The Supreme Court while dealing with the appeals filed by a company has recently held that the revenue’s decision in rejecting the value at which the goods were sold, by treating the assessee as a related person, was erroneous.

The two-Judge Bench of Justice S. Ravindra Bhat and Justice Dipankar Datta said, “There is no finding that the price of the goods was lower than what was the price of those goods, in the market. … In view of the foregoing discussion, it has to be concluded that the revenue’s decision in rejecting the value at which the goods were sold, by treating the assessee as a related person, was erroneous. For the same reasons, it is held that the impugned order cannot be sustained; it is set aside.”

The Bench set aside the order passed by the Customs, Excise and Service Tax Appellate Tribunal (CESTAT) in this matter.

Senior Advocate V. Shridharan and Advocate Apeksha Mehta represented the appellants while ASG N. Venkataraman and Senior Advocate Arijit Prasad represented the respondents.

In this case, the question which arose for consideration before the Apex Court in the appeals, directed against an order of the CESTAT was whether the price at which the appellant company sold its products to the buyer, should be treated as a transaction with a “related person” under Section 4(4)(c) of the Central Excise Act, 1944.

The Supreme Court in the above context asserted, “… if one were to consider what constitutes inter-relationship, the decision in Supreme Washers Pvt. Ltd. v. Commissioner of Central Excise, Pune, is instructive. The assessee and the buyer were involved in common procurement of raw material; they had common stock accounting and planning and interdependence in manufacturing operations. This court held that holding common stock of raw material and semi-finished goods, with common use of machinery between the three units, with common marketing arrangements and free flow of finance between the three units, cumulatively established the assessees’ inter relationships and interdependence of all three units with each other.”

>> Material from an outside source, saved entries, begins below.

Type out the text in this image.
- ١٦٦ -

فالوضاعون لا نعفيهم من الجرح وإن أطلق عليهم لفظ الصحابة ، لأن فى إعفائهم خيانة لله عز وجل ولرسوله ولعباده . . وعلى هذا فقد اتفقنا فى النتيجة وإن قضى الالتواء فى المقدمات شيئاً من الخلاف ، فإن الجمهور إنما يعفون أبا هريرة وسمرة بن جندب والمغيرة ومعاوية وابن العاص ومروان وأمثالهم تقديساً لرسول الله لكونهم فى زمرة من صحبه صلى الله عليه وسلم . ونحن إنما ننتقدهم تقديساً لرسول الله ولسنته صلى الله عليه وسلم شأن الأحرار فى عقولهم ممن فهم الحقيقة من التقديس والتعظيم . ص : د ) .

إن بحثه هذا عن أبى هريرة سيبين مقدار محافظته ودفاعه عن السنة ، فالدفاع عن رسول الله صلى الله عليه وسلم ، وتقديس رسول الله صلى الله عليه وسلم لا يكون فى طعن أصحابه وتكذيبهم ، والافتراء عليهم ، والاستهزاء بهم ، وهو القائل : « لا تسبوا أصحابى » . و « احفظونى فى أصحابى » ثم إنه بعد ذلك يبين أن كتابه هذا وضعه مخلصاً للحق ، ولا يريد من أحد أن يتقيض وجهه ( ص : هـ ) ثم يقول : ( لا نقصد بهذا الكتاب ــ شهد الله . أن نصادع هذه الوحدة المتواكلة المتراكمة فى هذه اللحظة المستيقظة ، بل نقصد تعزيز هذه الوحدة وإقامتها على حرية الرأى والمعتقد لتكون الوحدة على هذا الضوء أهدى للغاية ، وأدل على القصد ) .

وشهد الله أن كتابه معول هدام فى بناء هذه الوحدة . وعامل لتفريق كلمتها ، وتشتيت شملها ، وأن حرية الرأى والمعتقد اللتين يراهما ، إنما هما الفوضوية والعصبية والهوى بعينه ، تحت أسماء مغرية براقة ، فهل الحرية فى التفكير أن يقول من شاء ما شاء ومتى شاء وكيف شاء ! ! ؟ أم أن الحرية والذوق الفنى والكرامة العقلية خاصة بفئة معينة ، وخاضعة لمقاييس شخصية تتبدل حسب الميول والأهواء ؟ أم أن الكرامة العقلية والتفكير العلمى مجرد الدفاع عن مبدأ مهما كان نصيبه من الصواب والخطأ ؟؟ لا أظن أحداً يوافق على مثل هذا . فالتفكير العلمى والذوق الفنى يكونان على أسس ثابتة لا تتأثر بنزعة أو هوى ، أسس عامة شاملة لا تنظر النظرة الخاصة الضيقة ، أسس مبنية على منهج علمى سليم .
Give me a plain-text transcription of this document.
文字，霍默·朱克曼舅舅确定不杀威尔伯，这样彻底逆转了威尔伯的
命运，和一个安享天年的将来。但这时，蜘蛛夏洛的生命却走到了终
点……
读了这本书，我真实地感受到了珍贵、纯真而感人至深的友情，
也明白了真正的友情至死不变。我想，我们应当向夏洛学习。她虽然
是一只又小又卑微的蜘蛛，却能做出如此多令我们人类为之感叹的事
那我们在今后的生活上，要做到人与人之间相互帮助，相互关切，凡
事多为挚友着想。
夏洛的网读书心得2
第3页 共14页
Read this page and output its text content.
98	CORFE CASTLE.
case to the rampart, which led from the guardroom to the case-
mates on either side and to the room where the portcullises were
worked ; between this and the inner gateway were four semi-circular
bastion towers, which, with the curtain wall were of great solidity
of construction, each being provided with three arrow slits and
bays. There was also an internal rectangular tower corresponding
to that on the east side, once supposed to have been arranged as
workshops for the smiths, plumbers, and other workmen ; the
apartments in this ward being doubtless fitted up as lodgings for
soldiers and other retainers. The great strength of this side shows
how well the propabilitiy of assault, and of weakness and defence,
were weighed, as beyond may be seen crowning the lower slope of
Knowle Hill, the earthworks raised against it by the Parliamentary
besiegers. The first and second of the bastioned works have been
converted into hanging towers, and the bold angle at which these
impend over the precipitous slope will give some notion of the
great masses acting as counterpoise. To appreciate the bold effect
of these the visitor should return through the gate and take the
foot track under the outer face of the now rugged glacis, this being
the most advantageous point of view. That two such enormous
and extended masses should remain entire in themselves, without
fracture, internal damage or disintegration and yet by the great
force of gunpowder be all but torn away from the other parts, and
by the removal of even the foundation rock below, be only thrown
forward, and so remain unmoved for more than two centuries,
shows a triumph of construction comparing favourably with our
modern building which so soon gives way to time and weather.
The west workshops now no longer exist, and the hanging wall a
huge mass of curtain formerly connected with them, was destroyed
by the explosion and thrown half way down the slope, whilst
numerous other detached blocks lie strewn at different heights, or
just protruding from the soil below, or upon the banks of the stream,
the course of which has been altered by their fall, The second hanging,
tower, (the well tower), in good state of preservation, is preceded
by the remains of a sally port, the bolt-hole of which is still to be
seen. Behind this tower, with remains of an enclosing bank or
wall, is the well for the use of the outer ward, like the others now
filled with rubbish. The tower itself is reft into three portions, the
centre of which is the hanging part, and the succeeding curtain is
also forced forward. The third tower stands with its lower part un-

The Court further observed that the revenue had the materials before it, in the form of documents that indicated the markup towards profit margin, and other objective evidence to compare, if indeed, the cost of the goods sold, was depressed, or were comparable to the market price of the same or similar goods.

“… undoubtedly AgrEvo SA/ Aventis CropScience SA holds the entire shareholding in Aventis CropScience (India) Ltd. (the buyer). It also is a shareholder in BIL. All of the latter’s products are sold to Aventis CropScience (India) Ltd. However, this does not show that BIL has any business interest or interest in the affairs of Aventis CropScience (India) Ltd., nor, conversely, that Aventis CropScience (India) Ltd has any such interest, direct or indirectly in BIL”, noted the Court.

The Court, therefore, said that the revenue’s concern in examining whether the parties were related might be justified; however, it could not have concluded that such a relationship, as is contemplated by Section 4(4)(c) could have been inferred, without applying the proper test.

Accordingly, the Court allowed the appeals and set aside the order of the revenue.

Cause Title- M/s. Bilag Industries P. Ltd. & Anr. v. Commr. of Cen. Exc. Daman & Anr.